La violenta tempesta che ha colpito la Sicilia nelle ultime ore non ha risparmiato nessuna provincia, causando danni diffusi, strade interrotte e mettendo ancora una volta alla prova territori già fragili.
«Il mio ringraziamento va ai soccorritori, ai volontari, alle forze dell’ordine e a tutto il personale impegnato nelle operazioni di emergenza – dichiara Carmelo Giuffrida, segretario regionale UGL Sicilia – che hanno garantito assistenza e sicurezza con grande professionalità, spesso sopperendo a carenze strutturali evidenti».
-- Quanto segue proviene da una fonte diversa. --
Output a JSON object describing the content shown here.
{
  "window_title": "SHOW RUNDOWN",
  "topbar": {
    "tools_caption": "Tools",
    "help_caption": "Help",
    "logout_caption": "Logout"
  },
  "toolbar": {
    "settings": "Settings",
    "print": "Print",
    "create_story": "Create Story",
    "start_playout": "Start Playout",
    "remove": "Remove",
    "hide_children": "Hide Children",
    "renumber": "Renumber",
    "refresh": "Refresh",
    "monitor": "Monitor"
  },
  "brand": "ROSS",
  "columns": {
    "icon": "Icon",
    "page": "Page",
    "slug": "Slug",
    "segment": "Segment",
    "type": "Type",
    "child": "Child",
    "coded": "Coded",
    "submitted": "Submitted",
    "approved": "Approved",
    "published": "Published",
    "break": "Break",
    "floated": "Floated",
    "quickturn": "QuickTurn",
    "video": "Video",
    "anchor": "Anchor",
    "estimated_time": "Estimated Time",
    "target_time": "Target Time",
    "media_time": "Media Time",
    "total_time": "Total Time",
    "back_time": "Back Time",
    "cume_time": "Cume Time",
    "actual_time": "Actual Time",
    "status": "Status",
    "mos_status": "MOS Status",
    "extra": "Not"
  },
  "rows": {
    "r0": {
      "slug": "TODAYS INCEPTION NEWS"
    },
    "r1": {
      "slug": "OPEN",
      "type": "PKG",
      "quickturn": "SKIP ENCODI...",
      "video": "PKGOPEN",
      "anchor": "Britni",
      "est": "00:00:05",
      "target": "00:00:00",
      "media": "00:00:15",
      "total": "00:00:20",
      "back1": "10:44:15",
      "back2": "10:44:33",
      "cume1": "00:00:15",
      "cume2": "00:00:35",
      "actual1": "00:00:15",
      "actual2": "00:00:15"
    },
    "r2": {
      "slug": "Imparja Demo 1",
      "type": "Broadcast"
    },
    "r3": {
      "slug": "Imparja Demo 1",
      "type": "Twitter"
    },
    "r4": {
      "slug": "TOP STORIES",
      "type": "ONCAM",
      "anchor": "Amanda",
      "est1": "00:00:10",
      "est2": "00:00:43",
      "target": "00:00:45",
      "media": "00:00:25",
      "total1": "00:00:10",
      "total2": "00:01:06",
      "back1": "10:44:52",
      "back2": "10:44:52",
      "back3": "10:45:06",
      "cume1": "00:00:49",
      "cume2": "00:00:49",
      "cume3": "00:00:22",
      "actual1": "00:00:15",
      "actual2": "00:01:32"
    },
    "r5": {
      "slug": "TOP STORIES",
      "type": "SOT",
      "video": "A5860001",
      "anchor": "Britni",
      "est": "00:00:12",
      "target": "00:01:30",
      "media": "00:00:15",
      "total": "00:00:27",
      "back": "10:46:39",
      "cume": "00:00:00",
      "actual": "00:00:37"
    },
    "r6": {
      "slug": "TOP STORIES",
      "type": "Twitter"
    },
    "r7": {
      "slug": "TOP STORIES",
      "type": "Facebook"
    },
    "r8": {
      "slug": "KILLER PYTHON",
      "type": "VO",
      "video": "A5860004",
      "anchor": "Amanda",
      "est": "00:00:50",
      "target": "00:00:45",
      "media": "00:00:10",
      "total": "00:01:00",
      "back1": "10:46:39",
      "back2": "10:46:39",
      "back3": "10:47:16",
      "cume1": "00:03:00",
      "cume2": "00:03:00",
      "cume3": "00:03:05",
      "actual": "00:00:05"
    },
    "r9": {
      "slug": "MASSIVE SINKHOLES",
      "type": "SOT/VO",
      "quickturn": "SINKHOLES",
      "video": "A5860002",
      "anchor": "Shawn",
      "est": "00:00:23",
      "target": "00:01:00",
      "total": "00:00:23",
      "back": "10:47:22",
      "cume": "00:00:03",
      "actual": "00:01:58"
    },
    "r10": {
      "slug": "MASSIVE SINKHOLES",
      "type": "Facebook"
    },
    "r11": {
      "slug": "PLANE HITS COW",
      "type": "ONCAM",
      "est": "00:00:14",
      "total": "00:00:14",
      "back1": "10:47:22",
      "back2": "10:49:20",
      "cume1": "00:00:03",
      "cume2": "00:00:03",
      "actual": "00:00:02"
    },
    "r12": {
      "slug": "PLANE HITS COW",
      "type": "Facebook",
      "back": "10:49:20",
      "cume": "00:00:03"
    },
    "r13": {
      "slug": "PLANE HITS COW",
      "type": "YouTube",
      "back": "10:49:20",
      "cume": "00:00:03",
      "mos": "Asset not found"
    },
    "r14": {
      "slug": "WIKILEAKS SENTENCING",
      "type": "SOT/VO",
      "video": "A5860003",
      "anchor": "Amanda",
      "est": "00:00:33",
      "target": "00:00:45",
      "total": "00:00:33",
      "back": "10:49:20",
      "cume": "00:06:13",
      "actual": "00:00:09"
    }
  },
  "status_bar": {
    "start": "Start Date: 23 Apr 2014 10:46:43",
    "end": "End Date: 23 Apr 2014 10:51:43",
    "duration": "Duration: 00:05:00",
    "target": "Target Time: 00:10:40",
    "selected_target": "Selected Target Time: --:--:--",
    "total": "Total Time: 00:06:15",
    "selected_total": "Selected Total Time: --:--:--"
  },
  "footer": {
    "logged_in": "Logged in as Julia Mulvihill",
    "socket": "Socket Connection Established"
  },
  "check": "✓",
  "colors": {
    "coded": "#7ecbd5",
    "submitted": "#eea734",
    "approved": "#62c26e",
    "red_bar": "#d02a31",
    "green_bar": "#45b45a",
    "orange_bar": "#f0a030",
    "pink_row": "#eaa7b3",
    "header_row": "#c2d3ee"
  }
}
Secondo la UGL, però, non ci si può limitare alla sola gestione dell’emergenza. «In tutta l’Isola – prosegue Giuffrida – si ripetono gli stessi problemi: mancanza di prevenzione, manutenzione insufficiente, risposte tardive. E, come troppo spesso accade, il rischio viene scaricato sui lavoratori, costretti a spostarsi in condizioni pericolose o a consumare ferie e permessi».
Il sindacato chiede un cambio di passo: «Servono una reale tutela delle persone, un’organizzazione del lavoro più responsabile, l’utilizzo degli strumenti già disponibili – a partire dal lavoro da remoto – e ristori rapidi e accessibili per chi è stato colpito».
«Le emergenze non possono diventare la normalità – conclude Giuffrida – e i lavoratori non possono continuare a pagare il prezzo più alto».